The irony of the evident distancing from Britain by the Obama administration is that Mr. Brown's government is pursuing policies that Barack Obama seemingly espouses. The U.S. taxpayer now owns most of AIG and Citigroup, two companies massively engaged in Shariah-compliant transactions, at odds with our constitutional separation of church and state.

In this and other ways, Mr. Obama is effectively acquiescing to Islamists' demands to establish here as in the U.K. their own, "parallel" society observing Shariah rules, not the laws of the land. Among the concessions in the works appears to be bans on so-called "hate speech" that defames Islam, an idea implicit in the president's injunction to use "respectful language" toward Muslims.

Last week, moreover, Hillary Clinton effectively promised a whopping $900 million charitable contribution from the U.S. taxpayer to Hamas - or at least a future Hamas-Fatah "unity" government. This is a part of the president's determination to reset Mideast diplomacy by forging what might be called "special relationships" not only with Syria and Iran but the major terrorist organizations they sponsor, Hamas and Hezbollah.

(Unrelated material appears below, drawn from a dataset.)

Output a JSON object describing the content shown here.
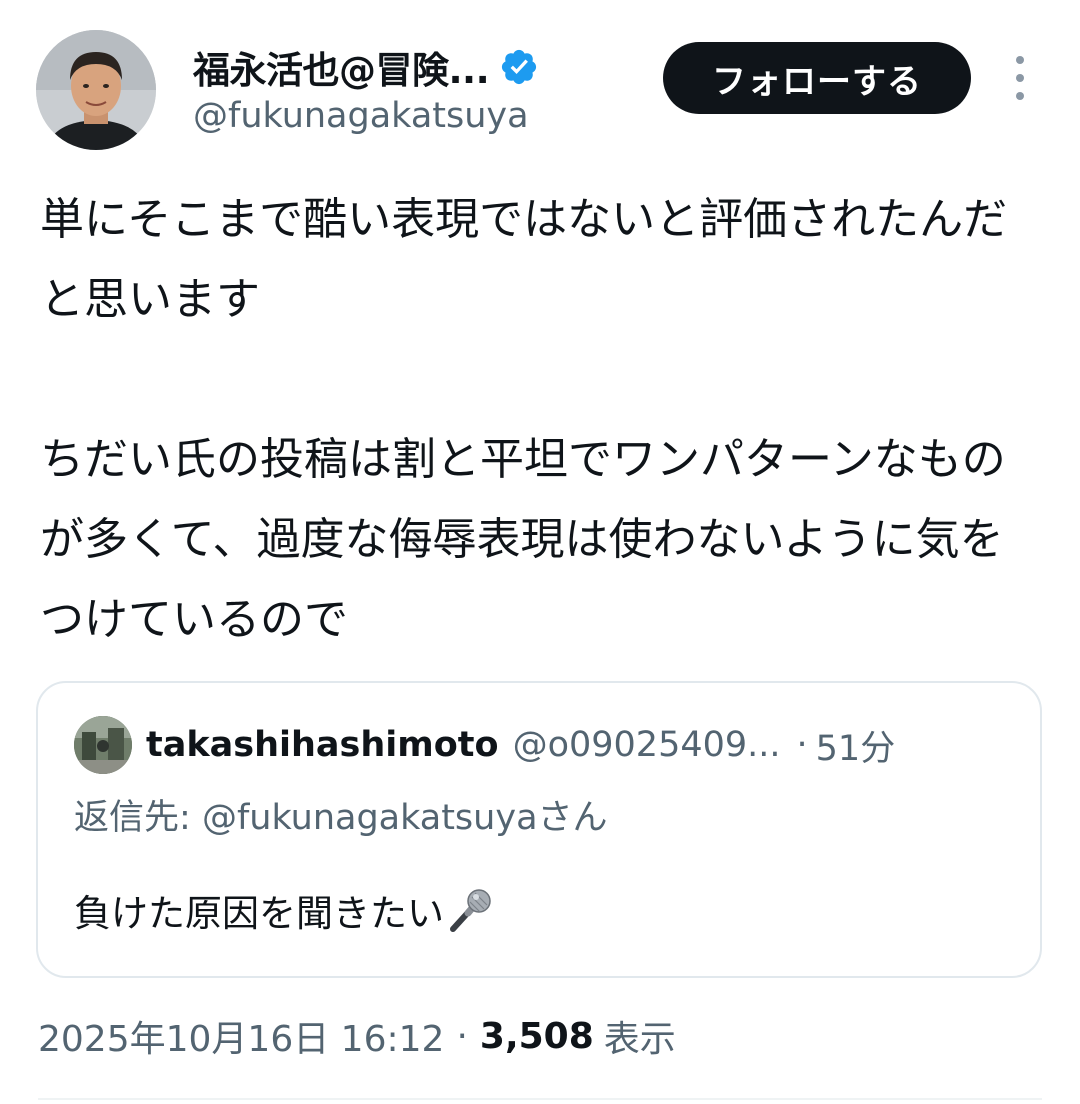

As the Free World increasingly engages in submission to Shariah, it appears the special U.S. tie to the U.K. that served to block the global ambitions of successive totalitarian ideologies will no longer operate. Under President Obama, the question increasingly is: Will the United States perform that vital role alone, or succumb as Britain is doing to what Islam scholar Robert Spencer calls the "Stealth Jihad" now being mounted against every freedom-loving country?

Frank J. Gaffney Jr. is the president of the Center for Security Policy and a columnist for The Washington Times.